Ксюшки в комнате не было. Маня в растерянности обежала дом, и тут мир раскололся. Гул, что нарастал издали, достиг дома и стал нестерпимым. Маня выскочила на крыльцо и не увидела ничего за белой грохочущей стеной. Землю устилал слой круглых льдинок. Оскальзываясь на них, Маня помчалась по дорожке. Градины лупили ее по голове и спине. Почему-то Маня знала, что нужно бежать на реку, и, достигнув обрыва, почти сразу увидела светлую головку дочери. Скользя по льдинкам, Ксюшка пыталась карабкаться наверх, но с каждым шагом съезжала все ближе к воде. Маня кубарем скатилась вниз по обледеневшей тропинке, схватила голосящую Ксюшку, и в этот момент, град сменился ливнем. Глинистая тропинка, по которой Маня несла, Ксюшку в момент сделалась водопадом.
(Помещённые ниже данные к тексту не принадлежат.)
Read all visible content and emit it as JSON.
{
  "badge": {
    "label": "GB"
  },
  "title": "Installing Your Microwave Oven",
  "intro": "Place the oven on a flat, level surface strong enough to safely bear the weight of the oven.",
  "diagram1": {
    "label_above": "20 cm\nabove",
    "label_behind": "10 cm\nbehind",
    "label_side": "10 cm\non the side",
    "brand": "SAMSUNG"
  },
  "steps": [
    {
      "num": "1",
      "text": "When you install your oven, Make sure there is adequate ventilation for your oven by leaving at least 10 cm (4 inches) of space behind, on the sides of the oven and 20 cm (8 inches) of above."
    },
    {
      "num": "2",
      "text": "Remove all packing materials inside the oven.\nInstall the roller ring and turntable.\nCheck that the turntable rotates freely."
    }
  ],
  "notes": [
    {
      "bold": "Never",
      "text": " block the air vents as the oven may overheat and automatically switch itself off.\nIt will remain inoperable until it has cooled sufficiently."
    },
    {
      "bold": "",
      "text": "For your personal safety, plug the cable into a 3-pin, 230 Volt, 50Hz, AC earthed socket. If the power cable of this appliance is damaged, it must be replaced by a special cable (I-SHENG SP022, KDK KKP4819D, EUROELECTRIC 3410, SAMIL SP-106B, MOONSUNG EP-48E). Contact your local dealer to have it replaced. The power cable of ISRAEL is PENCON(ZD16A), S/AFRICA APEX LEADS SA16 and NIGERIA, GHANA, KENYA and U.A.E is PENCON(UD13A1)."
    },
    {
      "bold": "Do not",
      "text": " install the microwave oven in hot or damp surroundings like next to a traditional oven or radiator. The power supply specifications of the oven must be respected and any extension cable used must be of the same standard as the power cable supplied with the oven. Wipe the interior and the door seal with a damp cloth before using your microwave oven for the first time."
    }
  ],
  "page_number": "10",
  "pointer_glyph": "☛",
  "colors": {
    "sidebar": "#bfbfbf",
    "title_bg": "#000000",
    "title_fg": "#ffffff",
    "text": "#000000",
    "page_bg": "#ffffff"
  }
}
Маня потеряла равновесие, и они обе оказались в воде, накрывшей их с головой. Когда Маня вынырнула, Ксюшка уже не кричала, и это было страшнее всего. Маня заставила себя сосредоточиться на борьбе с течением и каким-то чудом выволокла Ксюшку на берег. Ксюшка дрожала крупной дрожью и безумными глазами смотрела на мать. Маня чувствовала, что ее тоже начинает бить дрожь, тело онемело и не слушалось, а с неба и обрыва ни них продолжали нестись потоки воды. Собрав последние силы, Маня закричала, как кричала в своем страшном сне. С учетом шума ливня, это было безнадежно, но – о чудо! – над обрывом тут же появилась черная голова Василия. В следующую секунду он был рядом, схватил Ксюшку и полез наверх, цепляясь за траву и коряги. Маня последовала за ним.